期刊
MOLECULAR AND CELLULAR NEUROSCIENCE
卷 41, 期 2, 页码 156-165出版社
ACADEMIC PRESS INC ELSEVIER SCIENCE
DOI: 10.1016/j.mcn.2009.02.003
关键词
Plasma membrane Ca(2+)-ATPases; PMCA; Membrane palmitoylated protein 4; MPP4; PSD-95; PSD95; Photoreceptor synapse; Presynaptic plasma membrane; Mutant mice; Retina
资金
- European Commission [HEALTH-F2-2008-200234]

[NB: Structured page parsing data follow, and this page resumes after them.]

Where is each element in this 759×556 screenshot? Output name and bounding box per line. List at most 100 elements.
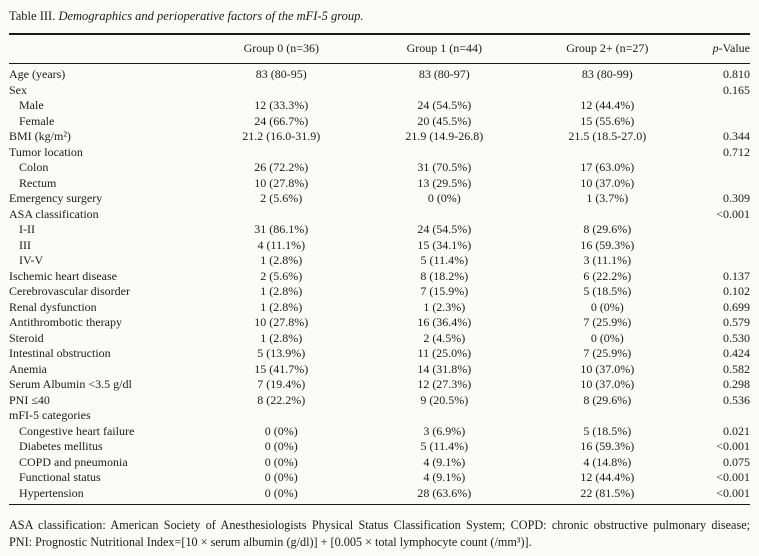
cell-pvalue: 0.021	[723, 423, 750, 438]
table-row: Antithrombotic therapy 10 (27.8%) 16 (36.4…	[9, 315, 750, 331]
table-row: Hypertension 0 (0%) 28 (63.6%) 22 (81.5%) <0…	[9, 486, 750, 505]
cell-group0: 0 (0%)	[264, 470, 298, 484]
cell-pvalue: 0.344	[723, 129, 750, 143]
cell-group0: 1 (2.8%)	[260, 330, 303, 345]
cell-group0: 2 (5.6%)	[260, 191, 303, 205]
row-label: Intestinal obstruction	[9, 346, 111, 360]
table-row: Steroid 1 (2.8%) 2 (4.5%) 0 (0%) 0.530	[9, 331, 750, 347]
table-row: Ischemic heart disease 2 (5.6%) 8 (18.2%) 6…	[9, 269, 750, 285]
row-label: Hypertension	[19, 485, 84, 500]
table-row: Anemia 15 (41.7%) 14 (31.8%) 10 (37.0%) 0.58…	[9, 362, 750, 378]
cell-pvalue: 0.699	[723, 299, 750, 314]
cell-group1: 7 (15.9%)	[420, 284, 469, 298]
cell-group0	[209, 408, 353, 424]
col-header-pvalue: p-Value	[679, 34, 750, 64]
table-caption: Demographics and perioperative factors o…	[58, 9, 364, 23]
cell-group1: 20 (45.5%)	[417, 113, 472, 128]
cell-group2: 5 (18.5%)	[583, 284, 632, 298]
cell-pvalue: 0.075	[723, 454, 750, 469]
row-label: Renal dysfunction	[9, 299, 97, 314]
cell-group2: 7 (25.9%)	[583, 346, 632, 360]
cell-pvalue: 0.810	[723, 67, 750, 81]
table-row: ASA classification <0.001	[9, 207, 750, 223]
col-header-group2: Group 2+ (n=27)	[535, 34, 680, 64]
table-row: COPD and pneumonia 0 (0%) 4 (9.1%) 4 (14.8%…	[9, 455, 750, 471]
cell-pvalue: 0.309	[723, 191, 750, 205]
cell-group1	[354, 83, 536, 99]
cell-group2	[535, 207, 679, 223]
cell-group1: 24 (54.5%)	[417, 222, 472, 236]
cell-group2: 15 (55.6%)	[580, 113, 635, 128]
cell-group0: 1 (2.8%)	[260, 284, 303, 298]
row-label: mFI-5 categories	[9, 408, 91, 422]
table-row: Intestinal obstruction 5 (13.9%) 11 (25.0%…	[9, 346, 750, 362]
cell-group0: 1 (2.8%)	[260, 253, 303, 267]
row-label: Sex	[9, 82, 27, 97]
table-row: Congestive heart failure 0 (0%) 3 (6.9%) 5 …	[9, 424, 750, 440]
row-label: ASA classification	[9, 206, 99, 221]
col-header-group0: Group 0 (n=36)	[209, 34, 354, 64]
table-row: Serum Albumin <3.5 g/dl 7 (19.4%) 12 (27.3…	[9, 377, 750, 393]
cell-group0	[209, 83, 353, 99]
cell-pvalue: 0.536	[723, 392, 750, 407]
row-label: III	[19, 237, 31, 252]
cell-group2: 1 (3.7%)	[586, 191, 629, 205]
row-label: Antithrombotic therapy	[9, 315, 122, 329]
row-label: BMI (kg/m²)	[9, 129, 71, 143]
row-label: Tumor location	[9, 144, 83, 159]
table-row: Female 24 (66.7%) 20 (45.5%) 15 (55.6%)	[9, 114, 750, 130]
cell-pvalue: 0.582	[723, 361, 750, 376]
cell-group2: 8 (29.6%)	[583, 222, 632, 236]
cell-group0: 12 (33.3%)	[254, 98, 309, 112]
demographics-table: Group 0 (n=36) Group 1 (n=44) Group 2+ (…	[9, 33, 750, 505]
cell-group1: 1 (2.3%)	[423, 299, 466, 314]
cell-group1: 4 (9.1%)	[423, 454, 466, 469]
table-footnote: ASA classification: American Society of …	[9, 517, 750, 550]
table-row: Tumor location 0.712	[9, 145, 750, 161]
row-label: Female	[19, 113, 55, 128]
cell-pvalue	[680, 408, 750, 424]
p-value-italic: p	[712, 41, 719, 55]
cell-group2: 6 (22.2%)	[583, 268, 632, 283]
cell-group0: 10 (27.8%)	[254, 175, 309, 190]
table-title: Table III. Demographics and perioperativ…	[9, 8, 750, 25]
table-row: Colon 26 (72.2%) 31 (70.5%) 17 (63.0%)	[9, 160, 750, 176]
cell-pvalue: 0.137	[723, 268, 750, 283]
cell-group1	[354, 207, 536, 223]
cell-group0: 0 (0%)	[264, 439, 298, 453]
row-label: I-II	[19, 222, 35, 236]
table-row: Age (years) 83 (80-95) 83 (80-97) 83 (80-99…	[9, 64, 750, 83]
table-body: Age (years) 83 (80-95) 83 (80-97) 83 (80-99…	[9, 64, 750, 505]
cell-pvalue: 0.102	[723, 284, 750, 298]
table-number: Table III.	[9, 9, 56, 23]
cell-group1: 16 (36.4%)	[417, 315, 472, 329]
cell-group1	[354, 408, 536, 424]
row-label: Age (years)	[9, 67, 66, 81]
cell-group0: 15 (41.7%)	[254, 361, 309, 376]
cell-group1: 9 (20.5%)	[420, 392, 469, 407]
cell-group2: 12 (44.4%)	[580, 98, 635, 112]
table-row: BMI (kg/m²) 21.2 (16.0-31.9) 21.9 (14.9-26…	[9, 129, 750, 145]
row-label: IV-V	[19, 253, 44, 267]
table-row: mFI-5 categories	[9, 408, 750, 424]
row-label: Anemia	[9, 361, 47, 376]
cell-pvalue: <0.001	[716, 206, 750, 221]
cell-group0: 4 (11.1%)	[257, 237, 306, 252]
cell-group2: 8 (29.6%)	[583, 392, 632, 407]
cell-group2: 16 (59.3%)	[580, 439, 635, 453]
cell-group0: 21.2 (16.0-31.9)	[242, 129, 321, 143]
cell-group0	[209, 145, 353, 161]
cell-group0: 5 (13.9%)	[257, 346, 306, 360]
cell-group2: 21.5 (18.5-27.0)	[568, 129, 647, 143]
cell-pvalue	[680, 222, 750, 238]
table-row: IV-V 1 (2.8%) 5 (11.4%) 3 (11.1%)	[9, 253, 750, 269]
cell-group2: 0 (0%)	[590, 330, 624, 345]
table-row: Renal dysfunction 1 (2.8%) 1 (2.3%) 0 (0%) 0…	[9, 300, 750, 316]
row-label: Functional status	[19, 470, 101, 484]
cell-group1: 31 (70.5%)	[417, 160, 472, 174]
cell-group0: 24 (66.7%)	[254, 113, 309, 128]
cell-group1: 4 (9.1%)	[423, 470, 466, 484]
cell-group2: 0 (0%)	[590, 299, 624, 314]
cell-group2: 12 (44.4%)	[580, 470, 635, 484]
table-row: Sex 0.165	[9, 83, 750, 99]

- Stichting OOG and Rotterdamse Vereniging Blindenbelangen
- ANR Neuroscience DYOR
- Royal Netherlands Academy of Arts and Sciences
At the presynaptic plasma membrane of the photoreceptor the correct localization of the calcium extruder, plasma membrane Ca2+-ATPase (PMCA), is determined by a unique protein complex. Here, the role of two proteins within the complex; membrane palmitoylated protein 4 (MPP4) and postsynaptic density protein 95 (PSD95) is investigated in more details, using Mpp4 and Psd95 mutant mice. MPP4 deficiency results in the loss of both PMCA and PSD95 from the photoreceptor synapse. Truncation of the C-terminal part of MPP4 leads to a loss of PSD95 and mislocalization of PMCA, while truncation of the C-terminal part of PSD95 did not affect the localization of the complex members. Lentivirus-mediated molecular replacement strategy was used to selectively express either PSD95 or PSD95 beta in wild type or Mpp4 mutant primary retinal explants. Silencing of the Psd95 gene resulted in the loss of presynaptic MPP4 and PMCA1. The plasma membrane localization of MPP4 and PMCA1 could be restored by the expression of PSD95 beta. We conclude that both scaffold proteins PSD95 beta and MPP4 are essential for the modulation of PMCA levels at the presynaptic plasma membrane and thereby influence the photoreceptor synaptic calcium handling. (C) 2009 Elsevier Inc. All rights reserved.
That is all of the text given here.